Assista ao vídeo e leia o conteúdo abaixo:


A síndrome dos ovários policísticos (SOP) é considerada a doença endócrina mais comum nas mulheres em idade reprodutiva. Sua prevalência é de 5% a 17% nessa faixa etária e pode variar de acordo com o local do estudo ou os critérios diagnósticos. Estima-se, no entanto, que boa parte das mulheres afetadas pode permanecer sem diagnóstico.

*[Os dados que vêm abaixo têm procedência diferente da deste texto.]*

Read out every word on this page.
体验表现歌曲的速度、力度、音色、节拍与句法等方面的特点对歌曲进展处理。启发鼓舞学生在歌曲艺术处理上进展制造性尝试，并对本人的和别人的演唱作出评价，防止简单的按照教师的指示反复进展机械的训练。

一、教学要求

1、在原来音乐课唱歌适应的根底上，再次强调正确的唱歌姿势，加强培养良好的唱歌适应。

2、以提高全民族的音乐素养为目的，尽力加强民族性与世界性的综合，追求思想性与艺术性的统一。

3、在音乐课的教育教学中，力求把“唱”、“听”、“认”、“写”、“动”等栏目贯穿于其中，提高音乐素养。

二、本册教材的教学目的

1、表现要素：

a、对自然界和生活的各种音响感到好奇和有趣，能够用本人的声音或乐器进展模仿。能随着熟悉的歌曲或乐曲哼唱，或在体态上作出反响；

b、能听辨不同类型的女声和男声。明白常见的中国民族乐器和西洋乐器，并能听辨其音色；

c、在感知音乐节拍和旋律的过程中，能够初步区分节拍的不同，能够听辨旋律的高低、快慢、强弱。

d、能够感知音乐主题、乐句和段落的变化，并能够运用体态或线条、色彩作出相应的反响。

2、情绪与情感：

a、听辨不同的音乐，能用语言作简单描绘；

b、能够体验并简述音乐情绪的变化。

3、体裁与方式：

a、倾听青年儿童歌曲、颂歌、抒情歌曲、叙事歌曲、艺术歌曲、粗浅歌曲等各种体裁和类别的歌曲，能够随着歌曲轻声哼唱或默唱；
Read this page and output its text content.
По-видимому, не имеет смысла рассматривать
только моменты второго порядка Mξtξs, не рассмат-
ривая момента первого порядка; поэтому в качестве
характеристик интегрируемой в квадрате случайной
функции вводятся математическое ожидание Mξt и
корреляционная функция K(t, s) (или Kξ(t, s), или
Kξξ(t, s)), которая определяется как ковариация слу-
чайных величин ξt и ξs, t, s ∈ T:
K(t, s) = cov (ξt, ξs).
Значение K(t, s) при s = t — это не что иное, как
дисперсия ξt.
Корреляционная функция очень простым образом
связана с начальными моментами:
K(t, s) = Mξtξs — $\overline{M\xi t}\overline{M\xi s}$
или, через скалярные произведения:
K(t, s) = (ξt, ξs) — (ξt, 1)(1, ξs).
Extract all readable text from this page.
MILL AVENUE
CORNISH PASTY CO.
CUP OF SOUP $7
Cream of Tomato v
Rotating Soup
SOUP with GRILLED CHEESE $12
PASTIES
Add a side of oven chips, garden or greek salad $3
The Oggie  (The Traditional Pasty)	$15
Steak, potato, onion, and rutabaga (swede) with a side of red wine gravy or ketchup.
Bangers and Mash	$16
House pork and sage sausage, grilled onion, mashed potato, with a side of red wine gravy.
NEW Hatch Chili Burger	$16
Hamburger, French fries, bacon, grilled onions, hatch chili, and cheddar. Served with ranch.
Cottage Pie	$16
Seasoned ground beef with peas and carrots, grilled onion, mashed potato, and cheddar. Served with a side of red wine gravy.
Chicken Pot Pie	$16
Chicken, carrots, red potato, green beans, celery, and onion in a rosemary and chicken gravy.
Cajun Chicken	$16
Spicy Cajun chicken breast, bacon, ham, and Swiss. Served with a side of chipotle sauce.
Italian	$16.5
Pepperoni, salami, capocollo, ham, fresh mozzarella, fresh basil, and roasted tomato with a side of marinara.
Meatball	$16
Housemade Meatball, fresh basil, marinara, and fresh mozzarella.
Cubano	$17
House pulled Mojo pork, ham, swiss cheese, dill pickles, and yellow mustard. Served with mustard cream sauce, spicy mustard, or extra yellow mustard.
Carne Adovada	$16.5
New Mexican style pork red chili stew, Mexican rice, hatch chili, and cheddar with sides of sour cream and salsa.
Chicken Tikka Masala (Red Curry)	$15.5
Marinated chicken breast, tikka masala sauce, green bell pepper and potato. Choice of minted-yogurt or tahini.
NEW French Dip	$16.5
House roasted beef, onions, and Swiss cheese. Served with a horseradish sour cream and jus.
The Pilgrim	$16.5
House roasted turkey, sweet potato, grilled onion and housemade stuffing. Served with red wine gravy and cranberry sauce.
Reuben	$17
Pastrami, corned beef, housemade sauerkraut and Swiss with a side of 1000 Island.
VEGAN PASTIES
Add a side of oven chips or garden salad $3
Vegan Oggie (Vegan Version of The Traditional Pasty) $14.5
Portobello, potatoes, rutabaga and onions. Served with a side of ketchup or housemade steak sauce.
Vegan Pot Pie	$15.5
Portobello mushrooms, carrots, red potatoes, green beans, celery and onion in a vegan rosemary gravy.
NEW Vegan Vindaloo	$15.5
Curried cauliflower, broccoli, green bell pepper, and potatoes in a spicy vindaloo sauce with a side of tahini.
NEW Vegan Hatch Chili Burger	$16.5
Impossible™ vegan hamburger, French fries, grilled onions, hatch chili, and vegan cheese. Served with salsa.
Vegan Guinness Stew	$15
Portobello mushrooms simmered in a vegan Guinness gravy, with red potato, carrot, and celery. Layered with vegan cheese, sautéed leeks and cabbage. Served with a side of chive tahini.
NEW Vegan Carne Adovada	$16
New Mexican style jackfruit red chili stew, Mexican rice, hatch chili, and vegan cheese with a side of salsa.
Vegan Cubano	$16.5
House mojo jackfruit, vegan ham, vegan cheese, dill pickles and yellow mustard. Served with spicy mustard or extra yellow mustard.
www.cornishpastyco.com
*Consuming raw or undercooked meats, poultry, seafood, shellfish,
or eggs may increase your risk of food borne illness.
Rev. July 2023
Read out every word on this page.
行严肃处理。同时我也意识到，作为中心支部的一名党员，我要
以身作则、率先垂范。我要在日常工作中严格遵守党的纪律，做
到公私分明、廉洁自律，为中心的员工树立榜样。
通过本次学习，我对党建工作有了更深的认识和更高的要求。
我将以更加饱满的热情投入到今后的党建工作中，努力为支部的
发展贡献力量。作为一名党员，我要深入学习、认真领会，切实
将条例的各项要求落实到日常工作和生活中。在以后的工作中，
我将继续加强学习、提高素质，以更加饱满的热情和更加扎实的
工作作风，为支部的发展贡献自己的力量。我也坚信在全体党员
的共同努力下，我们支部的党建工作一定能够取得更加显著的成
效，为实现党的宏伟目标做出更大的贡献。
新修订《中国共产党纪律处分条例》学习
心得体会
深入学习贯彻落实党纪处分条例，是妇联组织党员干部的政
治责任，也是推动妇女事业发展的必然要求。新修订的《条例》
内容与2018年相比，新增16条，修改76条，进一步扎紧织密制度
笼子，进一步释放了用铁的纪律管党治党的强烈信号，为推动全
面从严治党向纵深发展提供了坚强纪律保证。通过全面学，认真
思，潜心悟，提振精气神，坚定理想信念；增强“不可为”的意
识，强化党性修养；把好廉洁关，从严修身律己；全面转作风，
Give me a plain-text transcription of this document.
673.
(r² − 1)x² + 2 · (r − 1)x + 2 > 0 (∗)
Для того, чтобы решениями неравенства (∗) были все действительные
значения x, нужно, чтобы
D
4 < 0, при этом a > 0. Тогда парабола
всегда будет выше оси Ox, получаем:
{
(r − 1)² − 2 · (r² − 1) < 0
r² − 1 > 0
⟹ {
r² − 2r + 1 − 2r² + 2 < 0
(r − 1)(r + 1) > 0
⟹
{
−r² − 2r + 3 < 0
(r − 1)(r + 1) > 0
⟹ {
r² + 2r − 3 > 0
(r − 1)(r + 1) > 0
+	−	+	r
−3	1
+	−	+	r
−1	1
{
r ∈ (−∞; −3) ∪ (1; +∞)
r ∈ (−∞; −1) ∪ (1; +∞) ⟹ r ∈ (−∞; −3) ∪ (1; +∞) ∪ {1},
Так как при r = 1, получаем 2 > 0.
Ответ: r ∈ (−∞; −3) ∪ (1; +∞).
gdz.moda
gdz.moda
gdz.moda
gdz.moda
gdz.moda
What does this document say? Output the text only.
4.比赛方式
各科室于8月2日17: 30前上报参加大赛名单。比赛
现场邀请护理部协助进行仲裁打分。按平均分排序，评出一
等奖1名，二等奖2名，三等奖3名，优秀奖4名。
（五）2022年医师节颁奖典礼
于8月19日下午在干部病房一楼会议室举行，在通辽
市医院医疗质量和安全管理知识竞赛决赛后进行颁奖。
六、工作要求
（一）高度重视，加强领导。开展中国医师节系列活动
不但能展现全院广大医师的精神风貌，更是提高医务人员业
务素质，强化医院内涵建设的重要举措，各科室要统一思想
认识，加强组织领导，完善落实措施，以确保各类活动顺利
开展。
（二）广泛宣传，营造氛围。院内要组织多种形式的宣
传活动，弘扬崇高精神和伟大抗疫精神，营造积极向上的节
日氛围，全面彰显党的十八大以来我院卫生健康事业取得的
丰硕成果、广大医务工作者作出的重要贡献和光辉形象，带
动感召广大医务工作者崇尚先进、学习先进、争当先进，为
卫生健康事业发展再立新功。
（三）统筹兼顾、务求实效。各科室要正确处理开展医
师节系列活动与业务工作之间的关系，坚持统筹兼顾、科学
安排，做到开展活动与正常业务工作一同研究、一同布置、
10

As principais manifestações clínicas incluem irregularidade menstrual, por anovulação crônica, sinais de hiperandrogenismo e ovários de aparência policística. Esses achados fazem parte dos critérios utilizados para o diagnóstico, como visto a seguir. A SOP está associada à resistência à insulina, à obesidade e à infertilidade.  Além disso, é fator de risco para uma série de consequências de longo prazo, tais como diabetes tipo 2, doença cardiovascular, síndrome metabólica, sintomas psicológicos (ansiedade e depressão), e apneia do sono, entre outras.

 

Critérios diagnósticos

Mulheres adultas 

Atualmente, considera-se essencial para o diagnóstico de SOP, em mulheres adultas, a presença de hiperandrogenismo clínico ou laboratorial, acompanhado de irregularidade menstrual e/ou ovários policísticos à ultrassonografia.

 

Critérios diagnósticos de SOP em mulheres adultas (presença de, no mínimo, dois ou três) 

  • Hiperandrogenismo
  • Clínico: hirsutismo, acne ou alopecia androgênica
ou
  • Laboratorial: aumento dos níveis séricos de androgênios (testosterona total, biodisponível ou livre)
  • Oligo ou anovulação
Manifesta-se com ciclos menstruais infrequentes (intervalo >38 dias ou amenorreia)
  • Ovários policísticos à ultrassonografia
Presença de 20 ou mais folículos de 2-9 mm de diâmetro e/ou aumento do volume ovariano de, pelo menos, um ovário com mais de 10 mL, na ausência de folículo dominante acima de 10 mm ou corpo lúteo

As condições que devem ser excluídas são as que possam mimetizar SOP, como hiperprolactinemia, deficiência enzimática da suprarrenal, tumores produtores de androgênios, alterações da tiroide e síndrome de Cushing (em caso de suspeita clínica). O diagnóstico nem sempre é simples, pois se trata de uma síndrome heterogênea com até quatro fenótipos diferentes, na dependência da combinação dos achados clínicos.


Adolescentes

O diagnóstico pode ser feito diante de evidências clínicas e laboratoriais de hiperandrogenismo, associadas à irregularidade menstrual persistente, com ciclos menstruais infrequentes (> 38 dias). Embora seja comum durante a puberdade normal, a oligomenorreia/amenorreia, quando persiste, deve ser avaliada como um sinal clínico precoce de SOP, principalmente durante os dois anos após a menarca. Da mesma forma, outras causas de hiperandrogenismo precisam ser excluídas, com destaque para a hiperplasia adrenal congênita forma não clássica. A presença de hiperandrogenismo na puberdade pode se associar com infertilidade na vida adulta.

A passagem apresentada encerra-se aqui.